Não há muito mais do que isso. A não ser, é claro, a frase que é estampada na tela no final do filme, para tentar dar sentido ao todo: "O tempo destrói tudo". OK, o tempo destrói tudo. E?
Interessantemente, filmes que trataram de forma mais vertical da violência neste início de século o fizeram de maneira muito mais dolorosa justamente por optarem por nem tudo mostrar. É o caso de "Fogos de Artifício", do mestre japonês Takeshi Kitano. Ou de "About Love Tokyo", filme de outro diretor japonês, Mitsuo Yanagimashi.
Neste último, a violência existencial é muito mais impressionante do que a de "Irreversível". Yanagimashi acompanha a vida de imigrantes chineses em Tóquio.
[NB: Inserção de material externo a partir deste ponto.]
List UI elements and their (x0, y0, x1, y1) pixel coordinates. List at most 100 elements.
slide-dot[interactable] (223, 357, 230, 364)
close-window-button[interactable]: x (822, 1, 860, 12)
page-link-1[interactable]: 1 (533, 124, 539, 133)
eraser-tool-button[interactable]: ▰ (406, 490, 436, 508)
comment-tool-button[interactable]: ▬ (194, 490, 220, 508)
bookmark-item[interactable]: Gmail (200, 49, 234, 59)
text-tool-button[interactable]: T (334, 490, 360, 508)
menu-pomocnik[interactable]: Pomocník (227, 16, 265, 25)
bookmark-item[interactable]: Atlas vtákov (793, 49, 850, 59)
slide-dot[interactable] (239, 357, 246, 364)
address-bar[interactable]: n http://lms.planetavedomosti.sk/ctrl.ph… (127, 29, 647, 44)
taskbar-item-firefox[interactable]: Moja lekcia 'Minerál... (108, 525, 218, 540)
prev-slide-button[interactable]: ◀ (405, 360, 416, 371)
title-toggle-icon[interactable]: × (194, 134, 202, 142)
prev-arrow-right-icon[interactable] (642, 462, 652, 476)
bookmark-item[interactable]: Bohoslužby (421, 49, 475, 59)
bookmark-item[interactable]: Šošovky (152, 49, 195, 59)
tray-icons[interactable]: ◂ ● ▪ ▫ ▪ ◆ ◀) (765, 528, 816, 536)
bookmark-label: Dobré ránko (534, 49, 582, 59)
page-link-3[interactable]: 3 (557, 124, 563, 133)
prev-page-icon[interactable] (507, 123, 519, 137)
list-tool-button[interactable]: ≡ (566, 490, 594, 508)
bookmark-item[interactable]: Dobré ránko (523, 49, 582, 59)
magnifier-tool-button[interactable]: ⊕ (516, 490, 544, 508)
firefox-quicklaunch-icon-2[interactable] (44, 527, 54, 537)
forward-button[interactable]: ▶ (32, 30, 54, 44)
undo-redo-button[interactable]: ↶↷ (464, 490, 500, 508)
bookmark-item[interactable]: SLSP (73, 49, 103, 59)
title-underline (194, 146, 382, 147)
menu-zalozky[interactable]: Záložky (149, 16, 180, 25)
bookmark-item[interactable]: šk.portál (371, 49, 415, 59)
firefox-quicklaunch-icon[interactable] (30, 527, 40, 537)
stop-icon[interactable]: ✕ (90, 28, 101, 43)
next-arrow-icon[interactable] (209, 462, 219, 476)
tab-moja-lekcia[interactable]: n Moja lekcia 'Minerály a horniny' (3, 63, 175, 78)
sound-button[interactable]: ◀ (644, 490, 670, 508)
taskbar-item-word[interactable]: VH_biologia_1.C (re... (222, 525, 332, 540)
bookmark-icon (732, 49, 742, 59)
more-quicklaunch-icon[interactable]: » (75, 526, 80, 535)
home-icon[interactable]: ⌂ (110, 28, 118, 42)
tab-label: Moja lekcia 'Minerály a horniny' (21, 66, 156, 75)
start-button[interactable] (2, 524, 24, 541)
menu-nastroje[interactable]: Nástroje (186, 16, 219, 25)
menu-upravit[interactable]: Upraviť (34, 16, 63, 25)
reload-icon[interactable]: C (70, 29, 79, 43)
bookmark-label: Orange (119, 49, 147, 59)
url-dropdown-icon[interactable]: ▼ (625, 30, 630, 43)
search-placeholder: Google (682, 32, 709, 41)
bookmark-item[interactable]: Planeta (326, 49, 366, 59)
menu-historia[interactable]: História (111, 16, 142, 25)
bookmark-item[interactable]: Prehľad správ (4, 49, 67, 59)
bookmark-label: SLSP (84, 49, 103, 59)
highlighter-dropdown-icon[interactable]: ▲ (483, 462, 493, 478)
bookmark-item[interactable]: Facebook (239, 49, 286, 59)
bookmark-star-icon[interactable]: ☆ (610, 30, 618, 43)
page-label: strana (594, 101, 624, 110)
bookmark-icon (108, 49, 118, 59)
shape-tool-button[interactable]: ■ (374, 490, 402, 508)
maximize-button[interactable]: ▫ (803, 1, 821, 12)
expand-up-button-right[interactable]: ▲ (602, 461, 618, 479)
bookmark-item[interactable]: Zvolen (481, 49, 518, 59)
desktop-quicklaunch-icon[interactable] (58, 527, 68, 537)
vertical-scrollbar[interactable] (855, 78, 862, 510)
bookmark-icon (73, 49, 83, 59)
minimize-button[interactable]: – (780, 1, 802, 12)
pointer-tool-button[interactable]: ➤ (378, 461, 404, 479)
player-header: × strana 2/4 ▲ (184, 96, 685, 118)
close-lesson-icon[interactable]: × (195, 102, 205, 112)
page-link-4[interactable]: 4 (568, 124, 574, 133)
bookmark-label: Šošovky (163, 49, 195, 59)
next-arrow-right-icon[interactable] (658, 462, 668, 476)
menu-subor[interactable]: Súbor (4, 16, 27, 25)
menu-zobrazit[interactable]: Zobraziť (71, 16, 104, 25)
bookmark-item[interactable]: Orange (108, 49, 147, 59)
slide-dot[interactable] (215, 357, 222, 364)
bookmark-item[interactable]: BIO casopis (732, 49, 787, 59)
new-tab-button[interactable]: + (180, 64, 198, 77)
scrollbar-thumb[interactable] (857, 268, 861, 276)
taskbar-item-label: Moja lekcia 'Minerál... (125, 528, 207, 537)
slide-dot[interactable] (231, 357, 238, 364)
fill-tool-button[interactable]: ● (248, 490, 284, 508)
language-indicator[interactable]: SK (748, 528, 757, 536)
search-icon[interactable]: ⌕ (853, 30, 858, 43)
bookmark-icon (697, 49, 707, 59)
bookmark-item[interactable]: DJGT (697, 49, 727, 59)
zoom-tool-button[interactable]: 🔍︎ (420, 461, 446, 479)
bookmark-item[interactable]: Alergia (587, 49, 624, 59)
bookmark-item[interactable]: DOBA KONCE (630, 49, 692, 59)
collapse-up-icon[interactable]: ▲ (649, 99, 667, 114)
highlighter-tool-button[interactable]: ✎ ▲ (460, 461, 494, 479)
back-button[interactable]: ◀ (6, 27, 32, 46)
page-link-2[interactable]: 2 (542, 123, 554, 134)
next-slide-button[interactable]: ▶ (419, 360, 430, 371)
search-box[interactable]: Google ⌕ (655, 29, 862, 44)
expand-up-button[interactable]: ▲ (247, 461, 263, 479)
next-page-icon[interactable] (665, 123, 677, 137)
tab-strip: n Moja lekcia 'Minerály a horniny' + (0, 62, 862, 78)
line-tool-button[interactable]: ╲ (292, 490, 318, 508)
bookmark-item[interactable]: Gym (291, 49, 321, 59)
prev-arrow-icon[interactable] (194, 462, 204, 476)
São homens que sobrevivem trabalhando em um matadouro. Logo entendemos que não há muita diferença entre a vida desses exilados e a dos animais que eles matam. Nada é verbalizado. Não se vê uma vaca ser morta. Mas a dor que se sente é quase indescritível. O sangue não está à vista, está impregnado no negativo.
É uma forma de fazer cinema que acredita, ao contrário de "Irreversível" e afins, no fora-de-campo, no não-dito, naquilo que é sugerido, e não sublinhado. "Cinema deve ser indireto", já dizia Mário Peixoto.
Ao público, a escolha. O público que, aliás, é sempre visto por diretores como Noé como uma massa que precisa ser salva. Que saudades do "Último Tango em Paris", de Bertolucci, de "O Império dos Sentidos", de Oshima, ou dos filmes de Pasolini. Do cinema que transgredia de verdade.